Several Consumers Found Squatters Occupying Their Residences; Others Complained Of Stolen Furniture And AppliancesNEW YORK - Attorney General Eric T. Schneiderman today announced a lawsuit against the Dominican business Consorcio Empresarial Emproy-Divisa; Danilo Diaz, the company’s president; Julio Balbuena, the company’s sales manager; Rivas Travel and Multiservice, Inc., a New York corporation; and David Rivas, the owner of Rivas Travel. The lawsuit, filed in Manhattan Supreme Court, alleges that the respondents incurred in a deceptive practice and false advertising in violation of several New York State laws.

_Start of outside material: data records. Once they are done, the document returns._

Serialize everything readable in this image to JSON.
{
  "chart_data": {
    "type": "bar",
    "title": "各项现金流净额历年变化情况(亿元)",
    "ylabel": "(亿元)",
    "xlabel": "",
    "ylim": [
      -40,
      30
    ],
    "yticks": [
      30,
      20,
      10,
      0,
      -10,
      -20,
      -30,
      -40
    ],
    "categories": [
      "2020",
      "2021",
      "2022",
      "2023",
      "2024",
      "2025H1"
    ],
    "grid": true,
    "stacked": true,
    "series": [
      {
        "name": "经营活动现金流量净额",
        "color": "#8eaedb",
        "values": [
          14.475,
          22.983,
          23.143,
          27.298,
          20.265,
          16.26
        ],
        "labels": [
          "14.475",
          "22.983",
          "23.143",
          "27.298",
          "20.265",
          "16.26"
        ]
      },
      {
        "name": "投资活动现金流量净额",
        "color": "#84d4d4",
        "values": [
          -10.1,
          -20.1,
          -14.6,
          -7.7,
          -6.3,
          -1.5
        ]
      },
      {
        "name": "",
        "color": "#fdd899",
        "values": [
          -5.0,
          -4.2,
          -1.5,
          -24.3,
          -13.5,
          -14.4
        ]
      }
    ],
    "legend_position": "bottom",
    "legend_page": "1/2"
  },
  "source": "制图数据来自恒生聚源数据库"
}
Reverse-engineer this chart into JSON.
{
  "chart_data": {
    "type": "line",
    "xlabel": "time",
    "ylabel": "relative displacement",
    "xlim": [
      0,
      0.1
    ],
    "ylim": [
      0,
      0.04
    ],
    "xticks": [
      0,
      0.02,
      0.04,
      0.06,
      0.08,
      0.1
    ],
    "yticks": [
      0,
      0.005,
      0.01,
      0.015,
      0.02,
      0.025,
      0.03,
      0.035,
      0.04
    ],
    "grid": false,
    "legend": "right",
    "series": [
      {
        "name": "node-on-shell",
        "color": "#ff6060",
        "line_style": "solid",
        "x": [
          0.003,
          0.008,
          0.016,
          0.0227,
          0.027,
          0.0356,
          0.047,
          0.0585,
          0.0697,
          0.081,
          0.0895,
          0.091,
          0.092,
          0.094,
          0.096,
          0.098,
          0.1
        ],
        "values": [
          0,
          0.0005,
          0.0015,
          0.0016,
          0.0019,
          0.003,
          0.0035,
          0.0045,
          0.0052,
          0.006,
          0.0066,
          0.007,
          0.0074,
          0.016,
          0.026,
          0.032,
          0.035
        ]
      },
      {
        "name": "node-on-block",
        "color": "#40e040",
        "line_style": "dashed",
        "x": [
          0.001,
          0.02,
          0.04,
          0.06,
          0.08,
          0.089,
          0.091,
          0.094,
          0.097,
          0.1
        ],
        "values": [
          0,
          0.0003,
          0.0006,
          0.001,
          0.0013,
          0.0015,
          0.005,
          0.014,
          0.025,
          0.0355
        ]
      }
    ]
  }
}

From at least 2005 through 2008, Diaz and Balbuena promoted “Pueblo Bavaro,” a residential development in the Dominican Republic, through the dissemination of literature, pamphlets, and DVDs at several promotional events in Washington Heights community of New York City. Respondents operated from Rivas Travel, located at 4321 Broadway, New York, New York, and from a “Pueblo Bavaro Promotion Office” located at 220 Wadsworth Avenue, New York, New York from at least 2006 to 2011. Diaz, Balbuena, and Rivas prominently appeared in a television commercial aired on Telemundo that promoted Pueblo Bavaro. Respondents marketed Pueblo Bavaro as a beautiful Caribbean destination and a sound investment opportunity. It has been, in fact, the opposite.
“As a result of intentional and blatant deceptive practices, dozens of New York families have lost thousands of dollars and their hopes of acquiring a safe and secure residence in the Dominican Republic. My office will pursue anyone, whether based here or abroad, who unlawfully conducts business in our state and scams New Yorkers,” said Attorney General Schneiderman. “This lawsuit starts the process of helping these families obtain the restitution they deserve.”
The lawsuit alleges that customers who visited Rivas Travel entered into purchase agreements. Payments were accepted at Rivas Travel, the Pueblo Bavaro Promotion Office and at Emproy-Divisa’s offices in the Dominican Republic. The residential units typically ranged in price from $40,000 US to $90,000 US. However, purchasers got either a residence without title, or no residence or title. Promised security services were not provided. Some customers found squatters occupying their residence, while others complained that furniture and appliances had been stolen. Customers’ repeated attempts to secure title or a refund from Emproy-Divisa were ignored.
The Attorney General’s lawsuit alleges deceptive conduct and false advertising in violation of General Business Law §§349 and 350 respectively, and that Emproy-Divisa, Danilo Diaz, and Julio Balbuena unlawfully operated as a foreign corporation without the requisite filing with the New York Department of State of an application for authority in violation of Business Corporations Law §§ 1301 and 1305. More than 40 customers have filed complaints with the Attorney General’s office alleging they never received title to their purchased property, despite paying for their property in full or securing a mortgage through Banco de Reservas, the Dominican National bank, as they were instructed to do at the time of purchase. The lawsuit seeks restitution for injured consumers, injunctive relief, and fines and penalties.
The case is being handled by Assistant Attorney General Roberto Lebron, under the supervision of Assistant Attorney General in Charge of the Harlem Regional Office Guy Mitchell, Consumer Fraud and Protection Bureau Chief Jane Azia, and Executive Deputy Attorney General for Regional Offices Martin Mack.